2. Richtlinie 3.4 (Illustrationen) verlangt von JournalistInnen, dass Bilder mit Illustrationsfunktion, die ein Thema, Personen oder einen Kontext ins Bild rücken, die keinen direkten Zusammenhang mit dem Textinhalt haben (Symbolbilder), als solche erkennbar sind. Sie sind klar von Bildern mit Dokumentations- und Informationsgehalt unterscheidbar zu machen, die zum Gegenstand der Berichterstattung einen direkten Bezug herstellen. Für DurchschnittsleserInnen ist auch ohne den Zusatz «Symbolbild» in der Bildlegende klar, dass die Bebilderung des vorliegenden Artikels einen Zusammenhang mit dem Text hat, aber nicht zwingend die konkrete Bebilderung der 60 Prozent Kinder mit Migrationshintergrund darstellen kann. Richtlinie 3.4 (Illustrationen) ist daher nicht verletzt.

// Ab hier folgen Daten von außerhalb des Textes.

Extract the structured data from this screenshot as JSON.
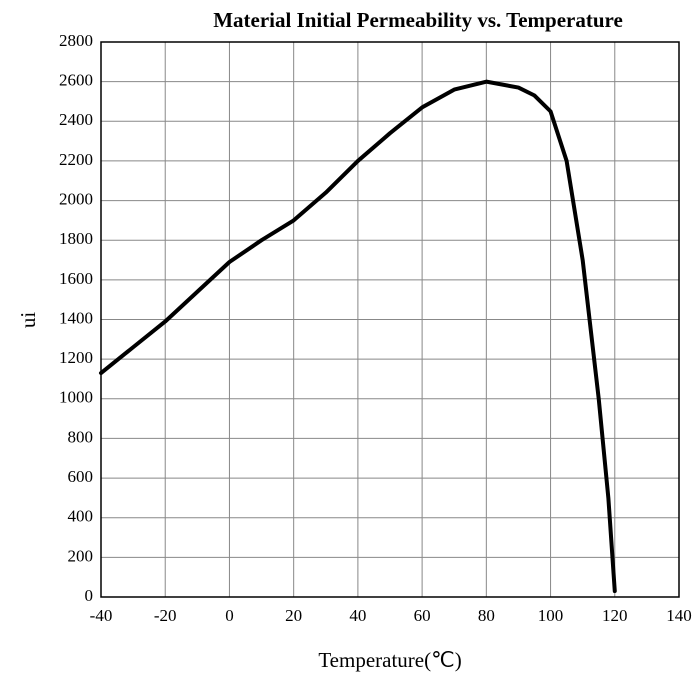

3. Gemäss Richtlinie 8.2 (Diskriminierungsverbot) kann die Nennung der ethnischen oder nationalen Zugehörigkeit, der Herkunft, der Religion, der sexuellen Orientierung und/oder der Hautfarbe diskriminierend wirken, insbesondere wenn sie negative Werturteile verallgemeinert und damit Vorurteile gegenüber Minderheiten verstärkt. Auf dem Bild sind drei Kinder mit unterschiedlichen Hautfarben abgebildet, es wird weder ein Werturteil gefällt noch sind negative Assoziationen ersichtlich. Das Bild stellt einen Zusammenhang zwischen Hautfarbe und Migrationsstatus her, dieser Zusammenhang ist aber nicht diskriminierend. Richtlinie 8.2 (Diskriminierungsverbot) ist nicht verletzt.
III. Feststellungen
1. Der Presserat weist die Beschwerde ab.

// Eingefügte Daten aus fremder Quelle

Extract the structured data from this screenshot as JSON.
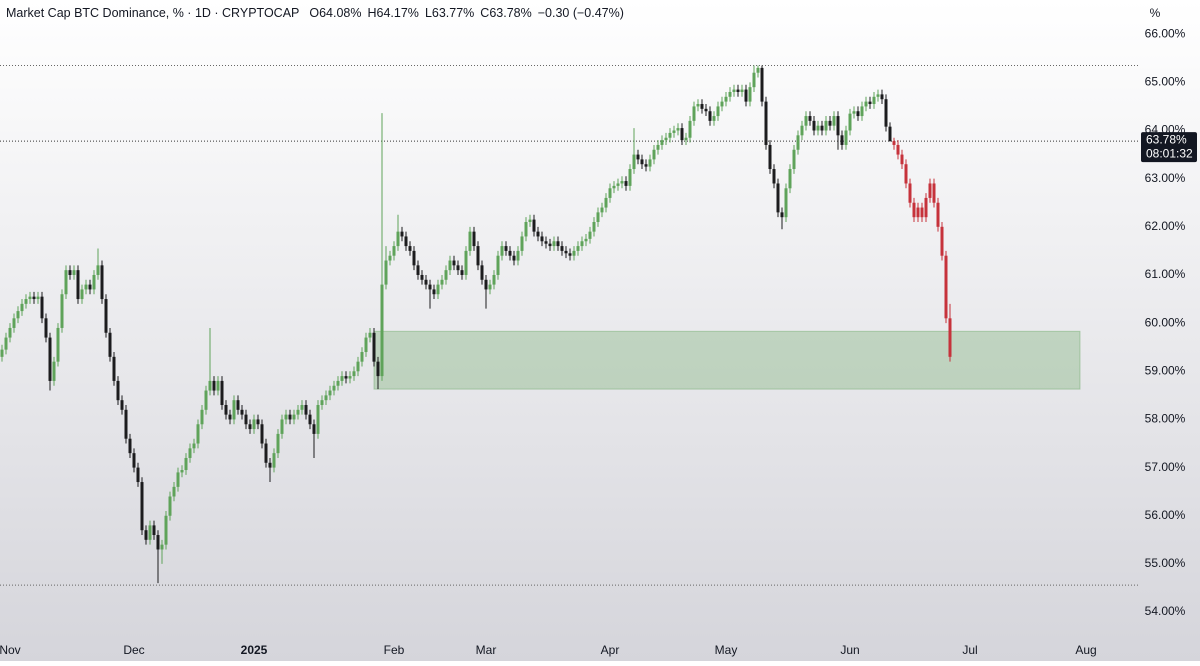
{
  "chart_data": {
    "type": "candlestick",
    "title": "Market Cap BTC Dominance, % · 1D · CRYPTOCAP",
    "legend_values": [
      "O64.08%",
      "H64.17%",
      "L63.77%",
      "C63.78%",
      "−0.30 (−0.47%)"
    ],
    "unit_label": "%",
    "up_color": "#5fa35a",
    "down_color": "#1c1c1e",
    "open": [
      59.3,
      59.45,
      59.7,
      59.9,
      60.1,
      60.25,
      60.4,
      60.5,
      60.55,
      60.5,
      60.55,
      60.1,
      59.7,
      58.8,
      59.2,
      59.9,
      60.6,
      61.1,
      61.0,
      61.1,
      60.5,
      60.7,
      60.8,
      60.7,
      61.0,
      61.2,
      60.5,
      59.8,
      59.3,
      58.8,
      58.4,
      58.2,
      57.6,
      57.3,
      57.0,
      56.7,
      55.7,
      55.5,
      55.8,
      55.6,
      55.3,
      55.4,
      56.0,
      56.4,
      56.6,
      56.9,
      56.95,
      57.2,
      57.4,
      57.5,
      57.9,
      58.2,
      58.6,
      58.8,
      58.6,
      58.8,
      58.3,
      58.1,
      58.0,
      58.4,
      58.2,
      58.1,
      57.9,
      57.8,
      58.0,
      57.9,
      57.5,
      57.1,
      57.0,
      57.3,
      57.7,
      58.0,
      58.1,
      58.0,
      58.1,
      58.2,
      58.3,
      58.1,
      57.9,
      57.7,
      58.3,
      58.4,
      58.5,
      58.6,
      58.7,
      58.8,
      58.9,
      58.85,
      58.9,
      59.0,
      59.2,
      59.4,
      59.7,
      59.8,
      59.2,
      58.9,
      60.8,
      61.3,
      61.4,
      61.6,
      61.9,
      61.8,
      61.6,
      61.5,
      61.2,
      61.0,
      60.9,
      60.8,
      60.7,
      60.6,
      60.8,
      60.9,
      61.1,
      61.3,
      61.2,
      61.1,
      61.0,
      61.5,
      61.9,
      61.6,
      61.2,
      60.9,
      60.7,
      60.8,
      61.0,
      61.4,
      61.6,
      61.5,
      61.4,
      61.3,
      61.5,
      61.8,
      62.1,
      62.15,
      61.9,
      61.8,
      61.7,
      61.65,
      61.6,
      61.7,
      61.6,
      61.5,
      61.45,
      61.4,
      61.5,
      61.6,
      61.7,
      61.75,
      61.9,
      62.1,
      62.3,
      62.4,
      62.6,
      62.8,
      62.85,
      62.9,
      62.95,
      62.85,
      63.2,
      63.5,
      63.4,
      63.3,
      63.25,
      63.4,
      63.6,
      63.7,
      63.8,
      63.85,
      63.95,
      64.0,
      64.05,
      63.8,
      63.85,
      64.2,
      64.5,
      64.55,
      64.45,
      64.4,
      64.2,
      64.3,
      64.5,
      64.6,
      64.7,
      64.8,
      64.85,
      64.8,
      64.85,
      64.6,
      64.9,
      65.2,
      65.3,
      64.6,
      63.7,
      63.2,
      62.9,
      62.3,
      62.2,
      62.8,
      63.2,
      63.6,
      63.9,
      64.1,
      64.3,
      64.2,
      64.0,
      64.1,
      64.0,
      64.2,
      64.1,
      64.3,
      63.9,
      63.7,
      64.0,
      64.35,
      64.4,
      64.3,
      64.5,
      64.6,
      64.55,
      64.7,
      64.75,
      64.65,
      64.08
    ],
    "high": [
      59.55,
      59.8,
      60.0,
      60.2,
      60.35,
      60.5,
      60.6,
      60.65,
      60.65,
      60.65,
      60.65,
      60.2,
      59.8,
      59.3,
      60.0,
      60.7,
      61.2,
      61.2,
      61.2,
      61.2,
      60.8,
      60.9,
      60.9,
      61.1,
      61.55,
      61.3,
      60.6,
      59.9,
      59.4,
      58.9,
      58.5,
      58.3,
      57.7,
      57.4,
      57.1,
      56.8,
      55.8,
      55.9,
      55.9,
      55.7,
      55.5,
      56.1,
      56.5,
      56.7,
      57.0,
      57.05,
      57.3,
      57.5,
      57.6,
      58.0,
      58.3,
      58.7,
      59.9,
      58.9,
      58.9,
      58.9,
      58.4,
      58.2,
      58.5,
      58.5,
      58.3,
      58.2,
      58.0,
      58.1,
      58.1,
      58.0,
      57.6,
      57.2,
      57.4,
      57.8,
      58.1,
      58.2,
      58.2,
      58.2,
      58.3,
      58.4,
      58.4,
      58.2,
      58.0,
      58.4,
      58.5,
      58.6,
      58.7,
      58.8,
      58.9,
      59.0,
      59.0,
      59.0,
      59.1,
      59.3,
      59.5,
      59.8,
      59.9,
      59.9,
      59.3,
      64.36,
      61.6,
      61.5,
      61.7,
      62.25,
      62.0,
      61.9,
      61.7,
      61.6,
      61.3,
      61.1,
      61.0,
      60.9,
      60.8,
      60.9,
      61.0,
      61.2,
      61.4,
      61.4,
      61.3,
      61.2,
      61.6,
      62.0,
      62.0,
      61.7,
      61.3,
      61.0,
      60.9,
      61.1,
      61.5,
      61.7,
      61.7,
      61.6,
      61.5,
      61.6,
      61.9,
      62.2,
      62.25,
      62.25,
      62.0,
      61.9,
      61.8,
      61.75,
      61.8,
      61.8,
      61.7,
      61.6,
      61.55,
      61.6,
      61.7,
      61.8,
      61.85,
      62.0,
      62.2,
      62.4,
      62.5,
      62.7,
      62.9,
      62.95,
      63.0,
      63.05,
      63.05,
      63.3,
      64.05,
      63.6,
      63.5,
      63.4,
      63.5,
      63.7,
      63.8,
      63.9,
      63.95,
      64.05,
      64.1,
      64.15,
      64.15,
      63.95,
      64.3,
      64.6,
      64.65,
      64.65,
      64.55,
      64.5,
      64.4,
      64.6,
      64.7,
      64.8,
      64.9,
      64.95,
      64.95,
      64.95,
      64.95,
      65.0,
      65.35,
      65.35,
      65.35,
      64.7,
      63.8,
      63.3,
      63.0,
      62.4,
      62.9,
      63.3,
      63.7,
      64.0,
      64.2,
      64.4,
      64.4,
      64.3,
      64.2,
      64.2,
      64.3,
      64.3,
      64.4,
      64.4,
      64.0,
      64.1,
      64.45,
      64.5,
      64.5,
      64.6,
      64.7,
      64.7,
      64.8,
      64.85,
      64.85,
      64.75,
      64.17
    ],
    "low": [
      59.2,
      59.35,
      59.6,
      59.8,
      60.0,
      60.15,
      60.3,
      60.4,
      60.4,
      60.4,
      60.0,
      59.6,
      58.6,
      58.7,
      59.1,
      59.8,
      60.5,
      60.9,
      60.9,
      60.4,
      60.4,
      60.6,
      60.6,
      60.6,
      60.9,
      60.4,
      59.7,
      59.2,
      58.7,
      58.3,
      58.1,
      57.5,
      57.2,
      56.9,
      56.6,
      55.6,
      55.4,
      55.4,
      55.5,
      54.6,
      55.0,
      55.3,
      55.9,
      56.3,
      56.5,
      56.8,
      56.85,
      57.1,
      57.3,
      57.4,
      57.8,
      58.1,
      58.5,
      58.5,
      58.5,
      58.2,
      58.0,
      57.9,
      57.9,
      58.1,
      58.0,
      57.8,
      57.7,
      57.7,
      57.8,
      57.4,
      57.0,
      56.7,
      56.9,
      57.2,
      57.6,
      57.9,
      57.9,
      57.9,
      58.0,
      58.1,
      58.0,
      57.8,
      57.2,
      57.6,
      58.2,
      58.3,
      58.4,
      58.5,
      58.6,
      58.7,
      58.75,
      58.75,
      58.8,
      58.9,
      59.1,
      59.3,
      59.6,
      59.1,
      58.63,
      58.8,
      60.7,
      61.2,
      61.3,
      61.5,
      61.7,
      61.5,
      61.4,
      61.1,
      60.9,
      60.8,
      60.7,
      60.3,
      60.5,
      60.5,
      60.7,
      60.8,
      61.0,
      61.1,
      61.0,
      60.9,
      60.9,
      61.4,
      61.5,
      61.1,
      60.8,
      60.3,
      60.6,
      60.7,
      60.9,
      61.3,
      61.4,
      61.3,
      61.2,
      61.2,
      61.4,
      61.7,
      62.0,
      61.8,
      61.7,
      61.6,
      61.55,
      61.5,
      61.5,
      61.5,
      61.4,
      61.35,
      61.3,
      61.3,
      61.4,
      61.5,
      61.6,
      61.65,
      61.8,
      62.0,
      62.2,
      62.3,
      62.5,
      62.7,
      62.75,
      62.8,
      62.75,
      62.75,
      63.1,
      63.3,
      63.2,
      63.15,
      63.15,
      63.3,
      63.5,
      63.6,
      63.7,
      63.75,
      63.85,
      63.9,
      63.7,
      63.7,
      63.75,
      64.1,
      64.4,
      64.35,
      64.3,
      64.1,
      64.1,
      64.2,
      64.4,
      64.5,
      64.6,
      64.7,
      64.7,
      64.7,
      64.5,
      64.5,
      64.8,
      65.1,
      64.5,
      63.6,
      63.1,
      62.8,
      62.2,
      61.95,
      62.1,
      62.7,
      63.1,
      63.5,
      63.8,
      64.0,
      64.1,
      63.9,
      63.9,
      63.9,
      63.9,
      64.0,
      64.0,
      63.6,
      63.6,
      63.6,
      63.9,
      64.25,
      64.2,
      64.2,
      64.4,
      64.45,
      64.45,
      64.6,
      64.55,
      63.98,
      63.77
    ],
    "close": [
      59.45,
      59.7,
      59.9,
      60.1,
      60.25,
      60.4,
      60.5,
      60.55,
      60.5,
      60.55,
      60.1,
      59.7,
      58.8,
      59.2,
      59.9,
      60.6,
      61.1,
      61.0,
      61.1,
      60.5,
      60.7,
      60.8,
      60.7,
      61.0,
      61.2,
      60.5,
      59.8,
      59.3,
      58.8,
      58.4,
      58.2,
      57.6,
      57.3,
      57.0,
      56.7,
      55.7,
      55.5,
      55.8,
      55.6,
      55.3,
      55.4,
      56.0,
      56.4,
      56.6,
      56.9,
      56.95,
      57.2,
      57.4,
      57.5,
      57.9,
      58.2,
      58.6,
      58.8,
      58.6,
      58.8,
      58.3,
      58.1,
      58.0,
      58.4,
      58.2,
      58.1,
      57.9,
      57.8,
      58.0,
      57.9,
      57.5,
      57.1,
      57.0,
      57.3,
      57.7,
      58.0,
      58.1,
      58.0,
      58.1,
      58.2,
      58.3,
      58.1,
      57.9,
      57.7,
      58.3,
      58.4,
      58.5,
      58.6,
      58.7,
      58.8,
      58.9,
      58.85,
      58.9,
      59.0,
      59.2,
      59.4,
      59.7,
      59.8,
      59.2,
      58.9,
      60.8,
      61.3,
      61.4,
      61.6,
      61.9,
      61.8,
      61.6,
      61.5,
      61.2,
      61.0,
      60.9,
      60.8,
      60.7,
      60.6,
      60.8,
      60.9,
      61.1,
      61.3,
      61.2,
      61.1,
      61.0,
      61.5,
      61.9,
      61.6,
      61.2,
      60.9,
      60.7,
      60.8,
      61.0,
      61.4,
      61.6,
      61.5,
      61.4,
      61.3,
      61.5,
      61.8,
      62.1,
      62.15,
      61.9,
      61.8,
      61.7,
      61.65,
      61.6,
      61.7,
      61.6,
      61.5,
      61.45,
      61.4,
      61.5,
      61.6,
      61.7,
      61.75,
      61.9,
      62.1,
      62.3,
      62.4,
      62.6,
      62.8,
      62.85,
      62.9,
      62.95,
      62.85,
      63.2,
      63.5,
      63.4,
      63.3,
      63.25,
      63.4,
      63.6,
      63.7,
      63.8,
      63.85,
      63.95,
      64.0,
      64.05,
      63.8,
      63.85,
      64.2,
      64.5,
      64.55,
      64.45,
      64.4,
      64.2,
      64.3,
      64.5,
      64.6,
      64.7,
      64.8,
      64.85,
      64.8,
      64.85,
      64.6,
      64.9,
      65.2,
      65.3,
      64.6,
      63.7,
      63.2,
      62.9,
      62.3,
      62.2,
      62.8,
      63.2,
      63.6,
      63.9,
      64.1,
      64.3,
      64.2,
      64.0,
      64.1,
      64.0,
      64.2,
      64.1,
      64.3,
      63.9,
      63.7,
      64.0,
      64.35,
      64.4,
      64.3,
      64.5,
      64.6,
      64.55,
      64.7,
      64.75,
      64.65,
      64.08,
      63.78
    ],
    "projection": {
      "color": "#c6323b",
      "open": [
        63.78,
        63.7,
        63.5,
        63.3,
        62.9,
        62.5,
        62.2,
        62.4,
        62.2,
        62.6,
        62.9,
        62.5,
        62.0,
        61.4,
        60.1
      ],
      "high": [
        63.85,
        63.8,
        63.6,
        63.4,
        63.0,
        62.6,
        62.5,
        62.5,
        62.7,
        63.0,
        63.0,
        62.6,
        62.1,
        61.5,
        60.4
      ],
      "low": [
        63.6,
        63.4,
        63.2,
        62.8,
        62.4,
        62.1,
        62.1,
        62.1,
        62.1,
        62.5,
        62.4,
        61.9,
        61.3,
        60.0,
        59.2
      ],
      "close": [
        63.7,
        63.5,
        63.3,
        62.9,
        62.5,
        62.2,
        62.4,
        62.2,
        62.6,
        62.9,
        62.5,
        62.0,
        61.4,
        60.1,
        59.3
      ]
    },
    "zone": {
      "ylim": [
        58.63,
        59.83
      ],
      "xlim": [
        93,
        269.5
      ],
      "color": "#5fa35a"
    },
    "levels": [
      65.35,
      54.56
    ],
    "price_label": {
      "value": 63.78,
      "label": "63.78%"
    },
    "countdown": "08:01:32",
    "xlim": [
      -0.5,
      282
    ],
    "ylim": [
      53.42,
      66.71
    ],
    "xticks": [
      {
        "value": 2,
        "label": "Nov"
      },
      {
        "value": 33,
        "label": "Dec"
      },
      {
        "value": 63,
        "label": "2025"
      },
      {
        "value": 98,
        "label": "Feb"
      },
      {
        "value": 121,
        "label": "Mar"
      },
      {
        "value": 152,
        "label": "Apr"
      },
      {
        "value": 181,
        "label": "May"
      },
      {
        "value": 212,
        "label": "Jun"
      },
      {
        "value": 242,
        "label": "Jul"
      },
      {
        "value": 271,
        "label": "Aug"
      }
    ],
    "yticks": [
      {
        "value": 54,
        "label": "54.00%"
      },
      {
        "value": 55,
        "label": "55.00%"
      },
      {
        "value": 56,
        "label": "56.00%"
      },
      {
        "value": 57,
        "label": "57.00%"
      },
      {
        "value": 58,
        "label": "58.00%"
      },
      {
        "value": 59,
        "label": "59.00%"
      },
      {
        "value": 60,
        "label": "60.00%"
      },
      {
        "value": 61,
        "label": "61.00%"
      },
      {
        "value": 62,
        "label": "62.00%"
      },
      {
        "value": 63,
        "label": "63.00%"
      },
      {
        "value": 64,
        "label": "64.00%"
      },
      {
        "value": 65,
        "label": "65.00%"
      },
      {
        "value": 66,
        "label": "66.00%"
      }
    ]
  }
}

2. Die «SonntagsZeitung» hat mit dem Beitrag «Fast 60 Prozent der Kinder haben einen Migrationshintergrund» vom 14. Januar 2024 die Ziffern 1 (Wahrheit), 2 (Trennung von Fakten und Kommentar), 3 (Illustrationen) und 8 (Diskriminierung) der «Erklärung der Pflichten und Rechte der Journalistinnen und Journalisten» nicht verletzt.